I was reading an old book recently, and was amazed to find some ‘shocking’ details about my Great-Grandfather Timothy Bancroft 1841-1900, who was known as Timmy. It seems that Timmy was not the quiet unassuming farmer’s son I thought he was, because on 8th May 1856, when he was just 15 years of age, he was in front of the local Magistrates on a charge of drunkenness in the village of Cullingworth where he lived. Also with him was a Davy Lambert on the same charge. Each was fined five shillings plus costs….or the alternative to this fine would have been to spend six hours in the stocks at Haworth.

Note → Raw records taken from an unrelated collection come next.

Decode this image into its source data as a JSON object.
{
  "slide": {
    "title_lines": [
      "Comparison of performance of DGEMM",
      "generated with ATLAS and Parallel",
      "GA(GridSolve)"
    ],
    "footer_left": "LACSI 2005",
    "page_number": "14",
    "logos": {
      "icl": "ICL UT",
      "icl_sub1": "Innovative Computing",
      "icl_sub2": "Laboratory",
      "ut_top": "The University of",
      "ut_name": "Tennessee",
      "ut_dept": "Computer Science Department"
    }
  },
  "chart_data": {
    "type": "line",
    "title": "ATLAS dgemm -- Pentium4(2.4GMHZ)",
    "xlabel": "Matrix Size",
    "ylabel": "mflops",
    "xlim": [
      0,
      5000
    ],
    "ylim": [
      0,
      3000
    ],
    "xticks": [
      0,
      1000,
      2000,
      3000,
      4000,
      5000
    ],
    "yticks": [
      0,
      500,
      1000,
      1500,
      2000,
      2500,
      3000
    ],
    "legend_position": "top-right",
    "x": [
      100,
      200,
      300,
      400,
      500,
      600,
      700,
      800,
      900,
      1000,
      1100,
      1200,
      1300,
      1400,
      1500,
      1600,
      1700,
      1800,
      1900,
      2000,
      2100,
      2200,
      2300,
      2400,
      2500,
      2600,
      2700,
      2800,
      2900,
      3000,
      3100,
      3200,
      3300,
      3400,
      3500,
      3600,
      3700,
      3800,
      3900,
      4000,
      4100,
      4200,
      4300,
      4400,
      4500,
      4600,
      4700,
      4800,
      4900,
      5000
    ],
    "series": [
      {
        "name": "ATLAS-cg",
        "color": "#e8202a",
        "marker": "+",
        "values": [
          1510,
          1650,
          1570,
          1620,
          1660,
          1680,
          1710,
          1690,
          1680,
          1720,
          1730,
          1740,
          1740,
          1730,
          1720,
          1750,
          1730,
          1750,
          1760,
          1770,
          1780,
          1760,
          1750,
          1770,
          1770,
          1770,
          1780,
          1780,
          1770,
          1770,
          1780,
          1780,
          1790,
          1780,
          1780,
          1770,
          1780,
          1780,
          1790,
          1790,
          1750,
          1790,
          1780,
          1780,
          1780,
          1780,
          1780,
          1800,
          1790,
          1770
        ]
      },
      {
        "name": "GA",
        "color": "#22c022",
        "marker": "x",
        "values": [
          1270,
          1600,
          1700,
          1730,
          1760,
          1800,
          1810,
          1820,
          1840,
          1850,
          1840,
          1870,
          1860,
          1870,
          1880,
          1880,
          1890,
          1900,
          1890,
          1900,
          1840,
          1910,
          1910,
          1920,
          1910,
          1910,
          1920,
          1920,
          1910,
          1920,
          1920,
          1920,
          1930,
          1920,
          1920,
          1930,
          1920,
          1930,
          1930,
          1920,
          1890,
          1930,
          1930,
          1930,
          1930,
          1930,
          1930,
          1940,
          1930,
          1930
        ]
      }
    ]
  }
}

Following on from this revelation, I thought I would do a little research about the general attitude to drunkenness at the time, and about punishment of the stocks. Around this time the local Temperance Magazine produced the following ‘fire and brimstone’ warning to pub landlords: "If there is a business in which the candidates of hell are labouring, it is yours, and full well you know it. Were it not a conscience killing business, you would not take the last sixpence from the trembling hand of the drunkard and give him in relief a poison that, ere the next rising sun, may send him to his tomb. Were it not a demoralising traffic, you could not stand by unmoved, and see the last spark of mortality and virtue driven from the mind of a man by the poison you administer. Were it not an inferior business you would not be so assiduous in servicing the devil with victims for his abode of endless misery, for he exalts over every drunkard you prepare for the drunkard’s doom. Then cease this business of ruin, ere the cry of humanity ceases and ere the wrath of angry heaven be poured out upon your head, for God has announced “a woe to him who putteth the bottle to his neighbour’s lips”. The Stocks had been popular since medieval times, as a mild restraining device for minor offenders, and consisted of a wooden or iron frame to hold the head, hands or ankles. As can be seen from the photograph, the Haworth ones were of the ankle type. They were first introduced in 1376, when King Edward III had a law passed decreeing that every town and village had a set of Stocks. They were usually positioned in the most public place available in a town to give maximum humiliation to the offender, such as a village green or busy main road. 

 


The Haworth ones are situated outside the front of the Parish Church on the old main street, as can be seen in the photograph. They have a plaque on them, which shows that they were restored in 1909, and they were possibly moved to this position at that time. The use of Stocks as a means of punishment started to gradually disappear from the mid 1850’s and the last recorded use of the Stocks for punishment in the UK was at Adpar in West Wales in 1872. As far as I know, Timmy did not spend his six hours in the Stocks at Haworth, so I assume his parents, Timothy and Sarah, coughed-up the five shillings fine and costs, to save the family embarrassment, and save young Timmy the humiliation.